Proses pembuatan Patra Punggel ini melewati berbagai tahapan di dalamnya. Meliputi tahapan eksplorasi, perencanaan, dan perwujudan. Pada tahapan eksplorasi berisi pencarian informasi mengenai seni kriya, patra punggel, interior ruang tamu, logam, dan kayu. Tahapan perancangan merupakan tahapan yang dibuat berdasarkan masalah yang didapat ditahapan eksplorasi. Pada tahapan ini berisi tentang desain alternatif, desain terpilih dan gambar kerja. Tahapan perwujudan dan visualisasi karya berisikan tentang alat dan bahan yang dibutuhkan dalam pembuatan karya.
Dalam pembuatan karya, teknik merupakan hal yang harus diperhatikan. Teknik yang digunakan dalam pembuatan karya ini yaitu teknik kerja bangku, teknik tekan dan krawangan. Selanjutnya yaitu memotong bahan yang diperlukan seperti kayu jati belanda dan tembaga sesuai dengan desain dan gambar kerja yang telah dibuat. Jika karya sudah selesai sesuai dengan teknik dan bahan yang digunakan dilanjutkan dengan tahapan finishing. Pada tahapan ini diawali dengan melapisi permukaan kayu dengan menggunakan Mowilex Woodstain lalu dilapisi lagi dengan menggunakan clear agar karya menjadi lebih maksimal. Setelah kayu selesai finishing maka dilanjutkan ke bahan tembaga dengan cara masukkan tembaga di cairan SN lalu bilas dengan menggunakan air bersih.
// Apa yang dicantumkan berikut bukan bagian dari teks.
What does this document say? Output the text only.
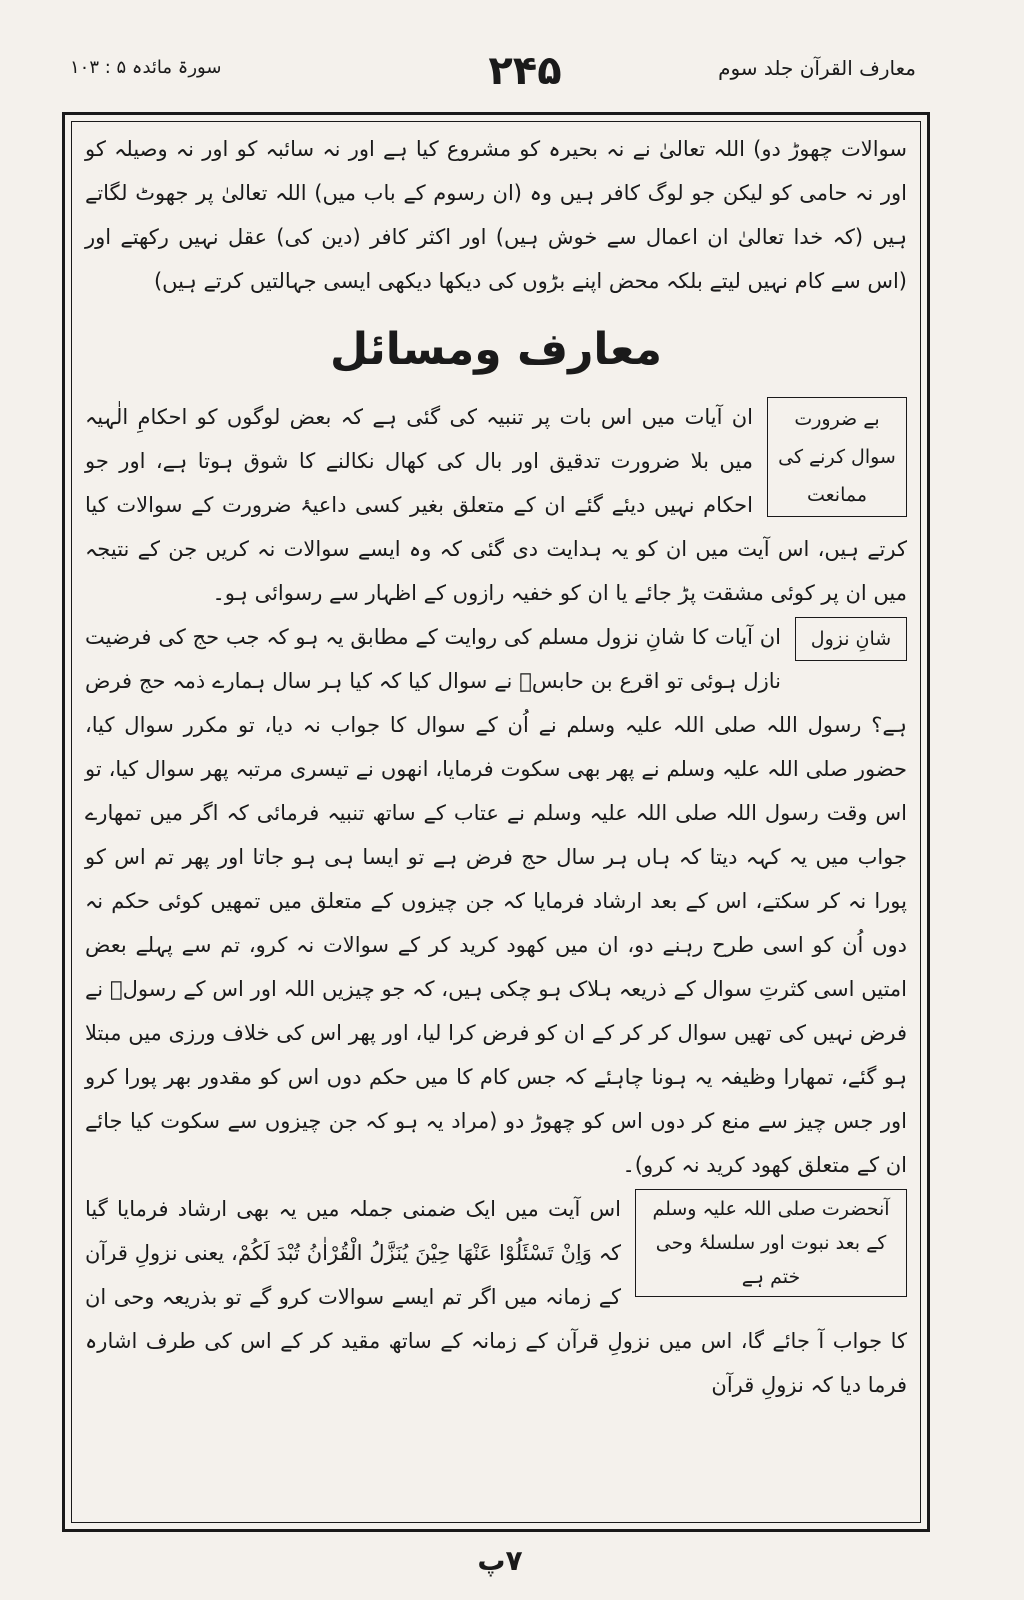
معارف القرآن جلد سوم
۲۴۵
سورۃ مائدہ ۵ : ۱۰۳

سوالات چھوڑ دو) اللہ تعالیٰ نے نہ بحیرہ کو مشروع کیا ہے اور نہ سائبہ کو اور نہ وصیلہ کو اور نہ حامی کو لیکن جو لوگ کافر ہیں وہ (ان رسوم کے باب میں) اللہ تعالیٰ پر جھوٹ لگاتے ہیں (کہ خدا تعالیٰ ان اعمال سے خوش ہیں) اور اکثر کافر (دین کی) عقل نہیں رکھتے اور (اس سے کام نہیں لیتے بلکہ محض اپنے بڑوں کی دیکھا دیکھی ایسی جہالتیں کرتے ہیں)

معارف ومسائل
بے ضرورت سوال کرنے کی ممانعت

ان آیات میں اس بات پر تنبیہ کی گئی ہے کہ بعض لوگوں کو احکامِ الٰہیہ میں بلا ضرورت تدقیق اور بال کی کھال نکالنے کا شوق ہوتا ہے، اور جو احکام نہیں دیئے گئے ان کے متعلق بغیر کسی داعیۂ ضرورت کے سوالات کیا کرتے ہیں، اس آیت میں ان کو یہ ہدایت دی گئی کہ وہ ایسے سوالات نہ کریں جن کے نتیجہ میں ان پر کوئی مشقت پڑ جائے یا ان کو خفیہ رازوں کے اظہار سے رسوائی ہو۔

شانِ نزول

ان آیات کا شانِ نزول مسلم کی روایت کے مطابق یہ ہو کہ جب حج کی فرضیت نازل ہوئی تو اقرع بن حابسؓ نے سوال کیا کہ کیا ہر سال ہمارے ذمہ حج فرض ہے؟ رسول اللہ صلی اللہ علیہ وسلم نے اُن کے سوال کا جواب نہ دیا، تو مکرر سوال کیا، حضور صلی اللہ علیہ وسلم نے پھر بھی سکوت فرمایا، انھوں نے تیسری مرتبہ پھر سوال کیا، تو اس وقت رسول اللہ صلی اللہ علیہ وسلم نے عتاب کے ساتھ تنبیہ فرمائی کہ اگر میں تمھارے جواب میں یہ کہہ دیتا کہ ہاں ہر سال حج فرض ہے تو ایسا ہی ہو جاتا اور پھر تم اس کو پورا نہ کر سکتے، اس کے بعد ارشاد فرمایا کہ جن چیزوں کے متعلق میں تمھیں کوئی حکم نہ دوں اُن کو اسی طرح رہنے دو، ان میں کھود کرید کر کے سوالات نہ کرو، تم سے پہلے بعض امتیں اسی کثرتِ سوال کے ذریعہ ہلاک ہو چکی ہیں، کہ جو چیزیں اللہ اور اس کے رسولؐ نے فرض نہیں کی تھیں سوال کر کر کے ان کو فرض کرا لیا، اور پھر اس کی خلاف ورزی میں مبتلا ہو گئے، تمھارا وظیفہ یہ ہونا چاہئے کہ جس کام کا میں حکم دوں اس کو مقدور بھر پورا کرو اور جس چیز سے منع کر دوں اس کو چھوڑ دو (مراد یہ ہو کہ جن چیزوں سے سکوت کیا جائے ان کے متعلق کھود کرید نہ کرو)۔

آنحضرت صلی اللہ علیہ وسلم کے بعد نبوت اور سلسلۂ وحی ختم ہے

اس آیت میں ایک ضمنی جملہ میں یہ بھی ارشاد فرمایا گیا کہ وَاِنْ تَسْئَلُوْا عَنْهَا حِيْنَ يُنَزَّلُ الْقُرْاٰنُ تُبْدَ لَكُمْ، یعنی نزولِ قرآن کے زمانہ میں اگر تم ایسے سوالات کرو گے تو بذریعہ وحی ان کا جواب آ جائے گا، اس میں نزولِ قرآن کے زمانہ کے ساتھ مقید کر کے اس کی طرف اشارہ فرما دیا کہ نزولِ قرآن

۷پ
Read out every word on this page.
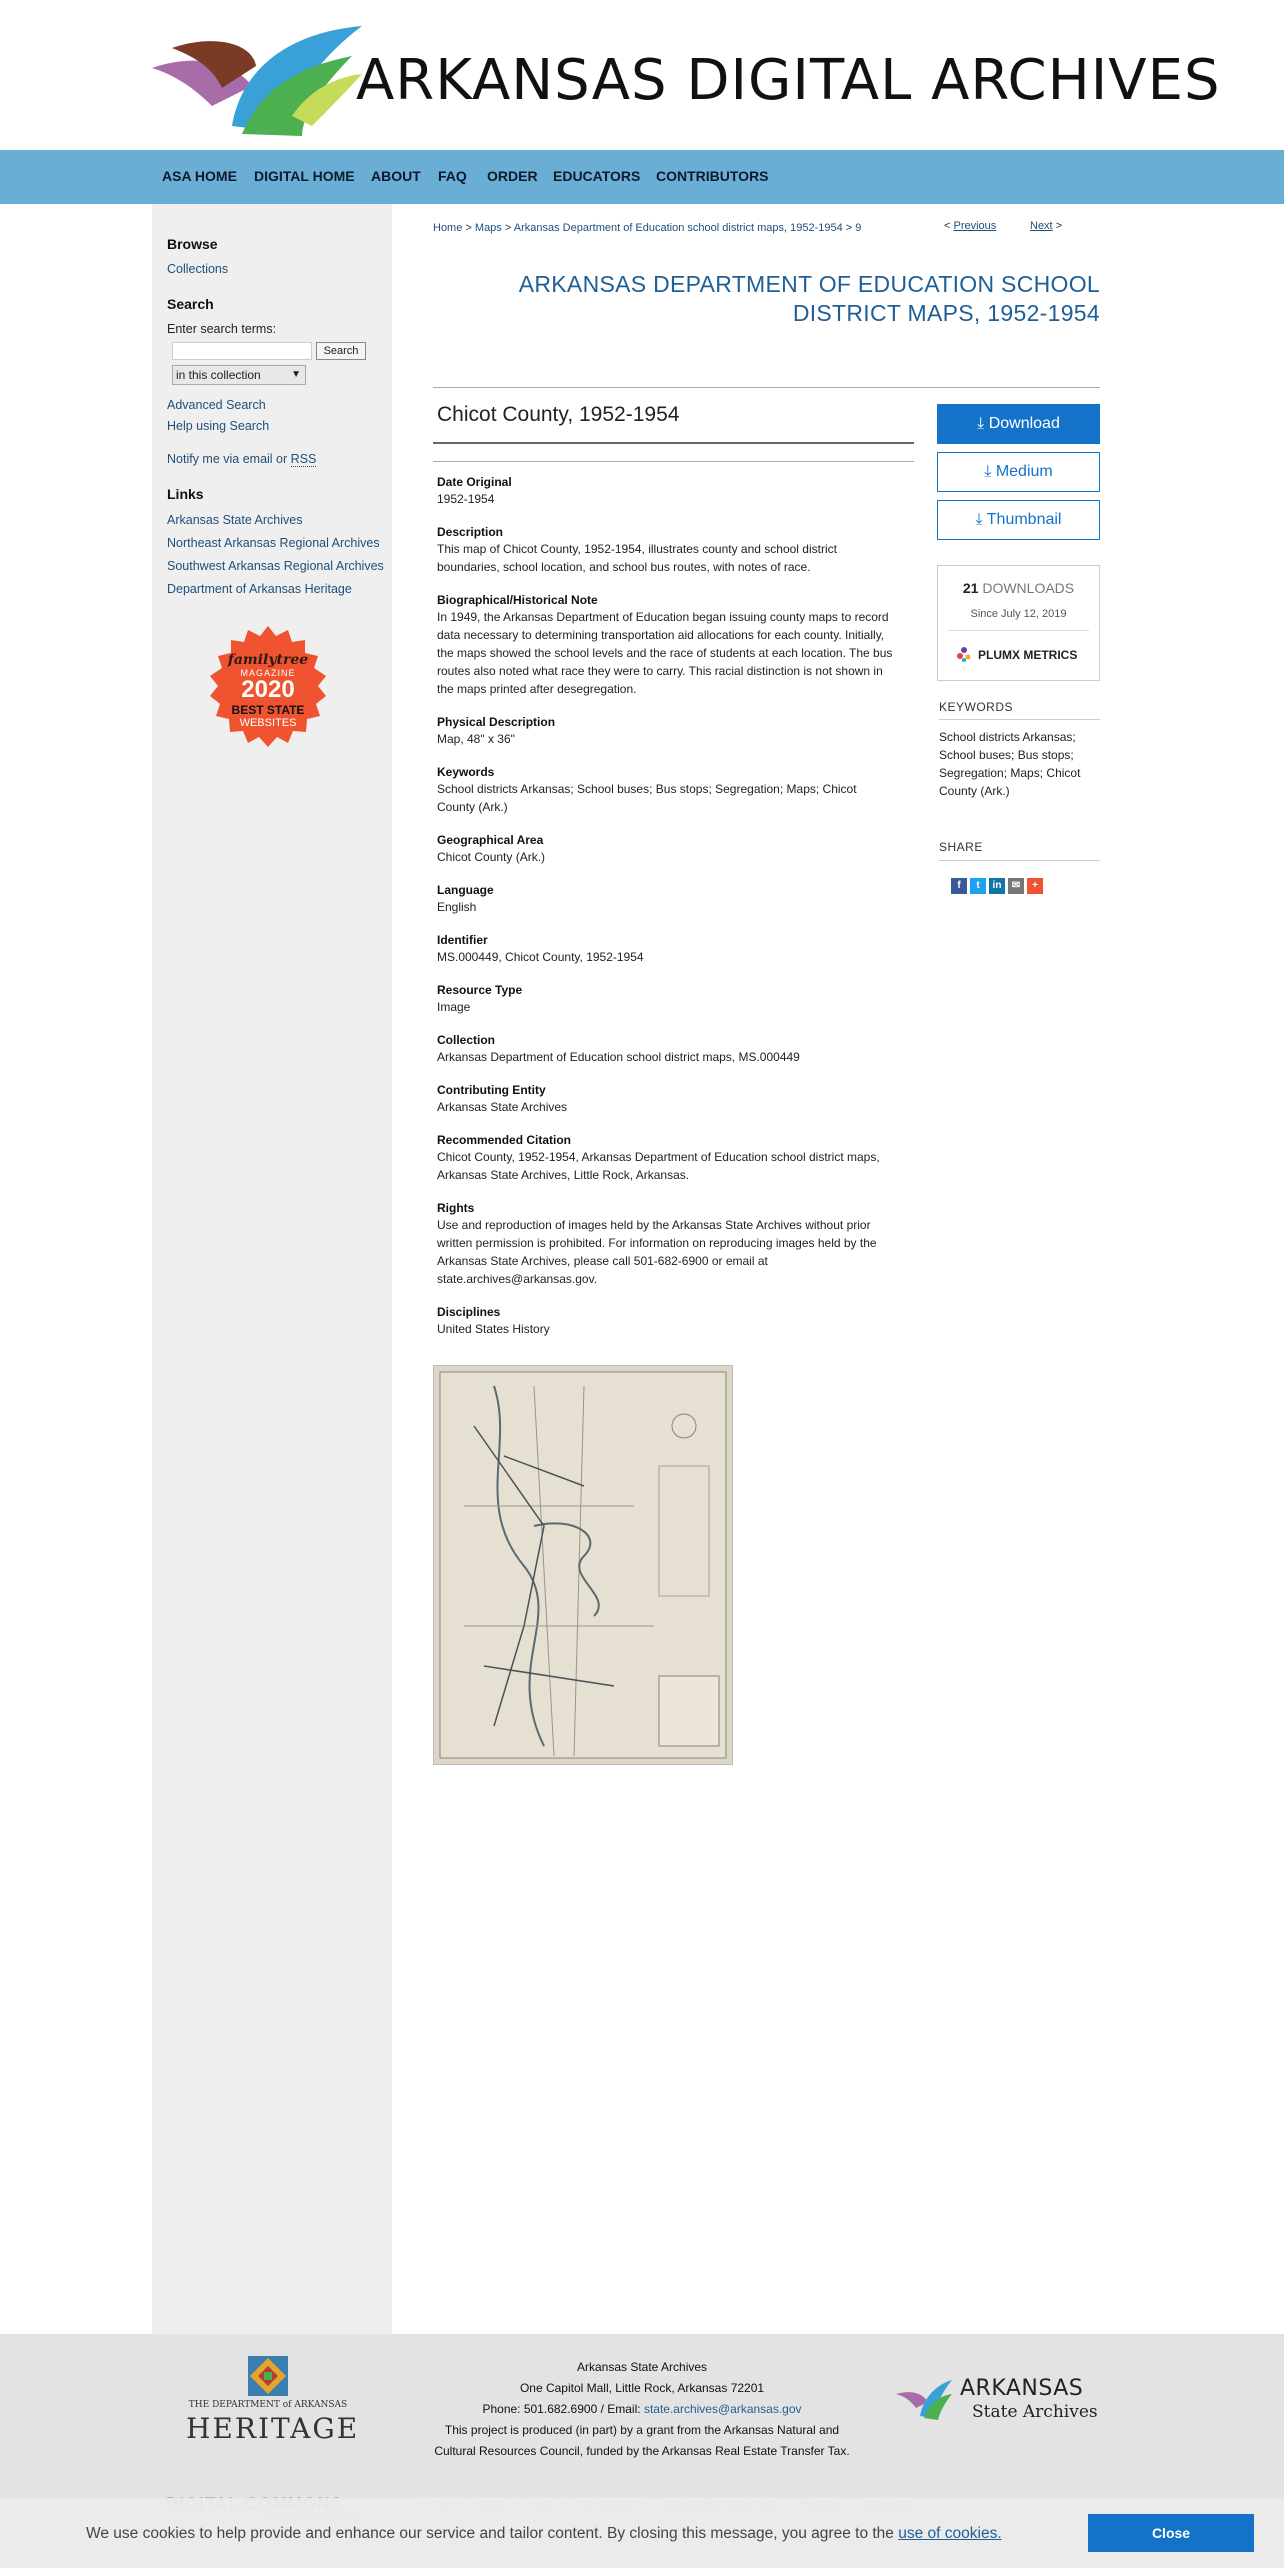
ARKANSAS DIGITAL ARCHIVES
ASA HOME DIGITAL HOME ABOUT FAQ ORDER EDUCATORS CONTRIBUTORS
Browse
Collections
Search
Enter search terms:
Search
in this collection	▼
Advanced Search
Help using Search
Notify me via email or RSS
Links
Arkansas State Archives
Northeast Arkansas Regional Archives
Southwest Arkansas Regional Archives
Department of Arkansas Heritage
familytree
MAGAZINE
2020
BEST STATE
WEBSITES
Home > Maps > Arkansas Department of Education school district maps, 1952-1954 > 9	< Previous	Next >
ARKANSAS DEPARTMENT OF EDUCATION SCHOOL DISTRICT MAPS, 1952-1954
Chicot County, 1952-1954
Date Original
1952-1954
Description
This map of Chicot County, 1952-1954, illustrates county and school district boundaries, school location, and school bus routes, with notes of race.
Biographical/Historical Note
In 1949, the Arkansas Department of Education began issuing county maps to record data necessary to determining transportation aid allocations for each county. Initially, the maps showed the school levels and the race of students at each location. The bus routes also noted what race they were to carry. This racial distinction is not shown in the maps printed after desegregation.
Physical Description
Map, 48" x 36"
Keywords
School districts Arkansas; School buses; Bus stops; Segregation; Maps; Chicot County (Ark.)
Geographical Area
Chicot County (Ark.)
Language
English
Identifier
MS.000449, Chicot County, 1952-1954
Resource Type
Image
Collection
Arkansas Department of Education school district maps, MS.000449
Contributing Entity
Arkansas State Archives
Recommended Citation
Chicot County, 1952-1954, Arkansas Department of Education school district maps, Arkansas State Archives, Little Rock, Arkansas.
Rights
Use and reproduction of images held by the Arkansas State Archives without prior written permission is prohibited. For information on reproducing images held by the Arkansas State Archives, please call 501-682-6900 or email at state.archives@arkansas.gov.
Disciplines
United States History
⤓ Download
⤓ Medium
⤓ Thumbnail
21 DOWNLOADS
Since July 12, 2019
PLUMX METRICS
KEYWORDS
School districts Arkansas; School buses; Bus stops; Segregation; Maps; Chicot County (Ark.)
SHARE
f	t	in	✉	+
THE DEPARTMENT of ARKANSAS
HERITAGE
Arkansas State Archives
One Capitol Mall, Little Rock, Arkansas 72201
Phone: 501.682.6900 / Email: state.archives@arkansas.gov
This project is produced (in part) by a grant from the Arkansas Natural and
Cultural Resources Council, funded by the Arkansas Real Estate Transfer Tax.
ARKANSAS
State Archives
We use cookies to help provide and enhance our service and tailor content. By closing this message, you agree to the use of cookies.	Close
Jika sudah kering poles permukaan tembaga dengan menggunakan autosol yang digosok dengan menggunakan kain bekas.
Berdasarkan tahapan yang telah dilaksanakan maka terciptalah sembilan karya berupa hiasan dinding dengan judul ‘Dharma’, lampu duduk dengan judul ‘Gantari’, cermin dengan judul ‘Abirupa’, jam dinding dengan judul ‘Dakara’, figura dengan judul ‘Citra’, wadah tisu dengan judul ‘Gautama’, rak dinding dengan judul ‘Gala’, wadah permen dengan judul ‘Ratna’ dan tempat lilin dengan judul ‘Indurasmi’.
Karya ini berhasil membawa Wahyu menyelesaikan studinya pada program studi Pendidikan Kriya Fakultas Bahasa Seni dan Budaya UNY dengan indeks prestasi 3,67. Dosen pembimbing mahasiswa tersebut, Wahyono, M.Sn mengatakan karya ini keren karena mengangkat karya seni dari Bali dengan cara sederhana agar dapat dinikmati masyarakat melalui aplikasi karya dengan media kayu dan logam.